2. Maximing your series A firm. Great people are always stretching. Entrepreneurs are stretching to get the best investors in the world involved they possibly can. VC’s are stretching to back entrepreneurs that are a little outside of their network, or are more “premium” than the brand of their own firm. Often, I see that when founders jump straight to A, it’s because a VC was stretching and the founder got one of their top choices, but not the absolutely best capital partner for their business. Seed rounds allow you to put some wins on the board for your company, and then run a process to really maximize your series A round and the firm and person that you would want to work with.
3. Maintain flexibility. Raising a smaller amount of capital not only forces more focused experimentation and opportunity validation, it allows founders to be more flexible in the path they want to take for their business. Sometimes, founders will find that the company they thought was going to be great was going to be a lot harder to build, or take a lot longer, or is actually not as big of an opportunity as they thought. If she has raised a lot of capital out of the gates, there is greater pressure to do unnatural things to try to morph the business into something of greater scale, even at much greater risk. A seed round allows you to be more measured about your progression, and respond more flexibly to your learnings. This isn’t primarily about maintaining optionality of a smaller exit. I think it’s primarily about time. Does a founder want to take 7-10 years of his life to grind out a company towards an unnatural outcome, or would it be better to sell a company sooner, make money for investors and employees, and then give it another shot again after a few years? The small or mid-sized exit may mean a lot less for experienced founders, but getting years of their productive life back is pretty valuable for almost everyone.
4. Lower possible net dilution. It’s hard to predict total dilution over time for two different financing paths. But what I do see is that when jumping “straight to A”, entrepreneurs usually do need to sell a large chunk of their company to make it worth the while of a large VC to write a big check. Usually, the dilution is in the 25% range, and certainly at least 20%. On top of that, this capital will essentially need to take a founder through the next 2 value accretive inflection point to be able to raise their next round at a big step up.: 1) getting to product market fit and 2) build a scaleable marketing machine. That’s a pretty tall order most of the time, and if you can’t achieve both, you are going to raise your next round at flat terms or at a very small step-up to the last round.

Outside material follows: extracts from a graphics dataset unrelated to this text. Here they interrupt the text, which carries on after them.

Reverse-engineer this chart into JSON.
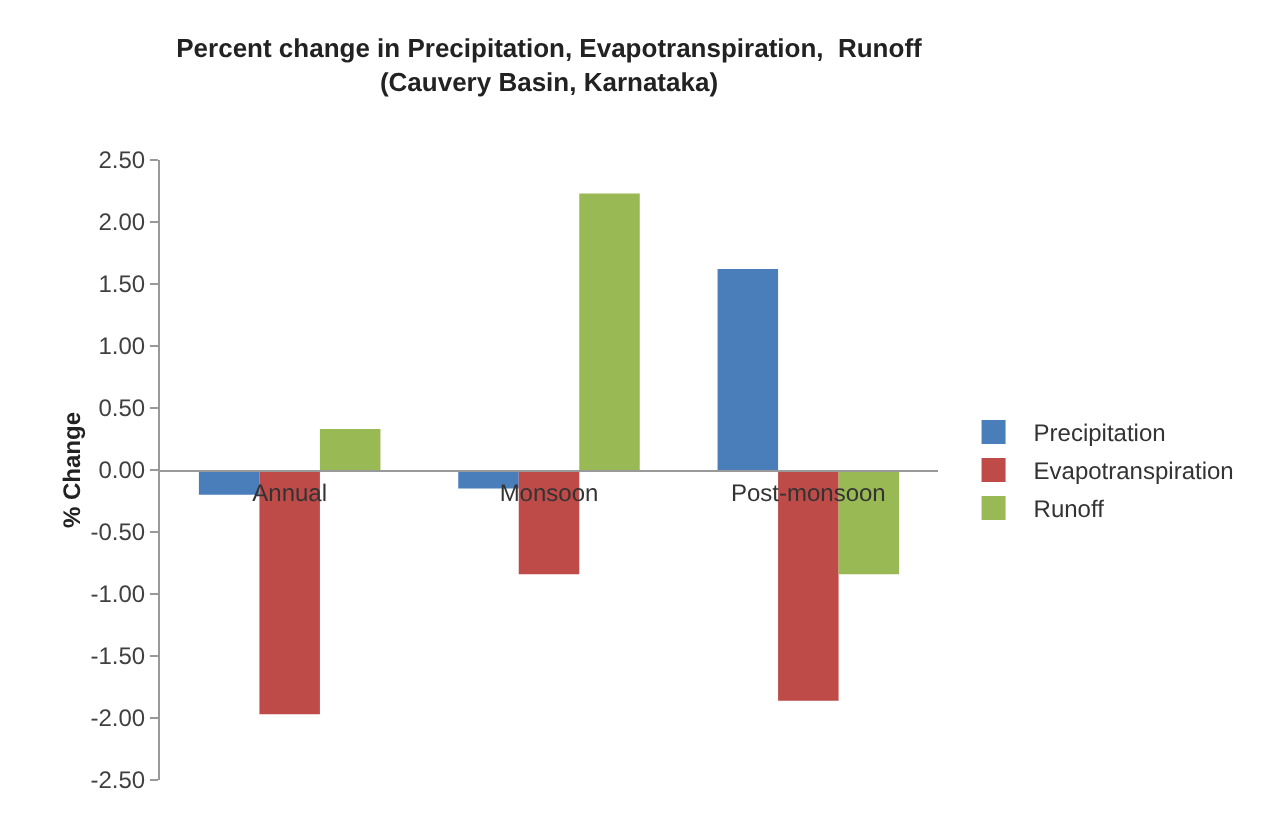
{
  "chart_data": {
    "type": "bar",
    "title": "Percent change in Precipitation, Evapotranspiration,  Runoff\n(Cauvery Basin, Karnataka)",
    "ylabel": "% Change",
    "categories": [
      "Annual",
      "Monsoon",
      "Post-monsoon"
    ],
    "series": [
      {
        "name": "Precipitation",
        "color": "#4a7ebb",
        "values": [
          -0.2,
          -0.15,
          1.62
        ]
      },
      {
        "name": "Evapotranspiration",
        "color": "#be4b48",
        "values": [
          -1.97,
          -0.84,
          -1.86
        ]
      },
      {
        "name": "Runoff",
        "color": "#98b954",
        "values": [
          0.33,
          2.23,
          -0.84
        ]
      }
    ],
    "ylim": [
      -2.5,
      2.5
    ],
    "yticks": [
      {
        "value": -2.5,
        "label": "-2.50"
      },
      {
        "value": -2,
        "label": "-2.00"
      },
      {
        "value": -1.5,
        "label": "-1.50"
      },
      {
        "value": -1,
        "label": "-1.00"
      },
      {
        "value": -0.5,
        "label": "-0.50"
      },
      {
        "value": 0,
        "label": "0.00"
      },
      {
        "value": 0.5,
        "label": "0.50"
      },
      {
        "value": 1,
        "label": "1.00"
      },
      {
        "value": 1.5,
        "label": "1.50"
      },
      {
        "value": 2,
        "label": "2.00"
      },
      {
        "value": 2.5,
        "label": "2.50"
      }
    ],
    "grid": false,
    "legend": "right"
  }
}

In raising a seed round, you can minimize dilution up front due to the smaller round size, and then take these 2 inflection points one at a time. At each juncture, you are able to use competition to your advantage and optimize for the best terms. You will still be selling 20% of your company in most cases to your series A investor, but you may be able to raise more capital than you would have if you jumped straight to the series A. That then gives you a better chance of knocking it out of the park in developing a great marketing machine. So in a big upside scenario, you may achieve less total dilution after the series B, or acheive the same dilution for much more capital. And although capital is never an end in and of itself, it is a weapon that you can use to turn your company into a monster.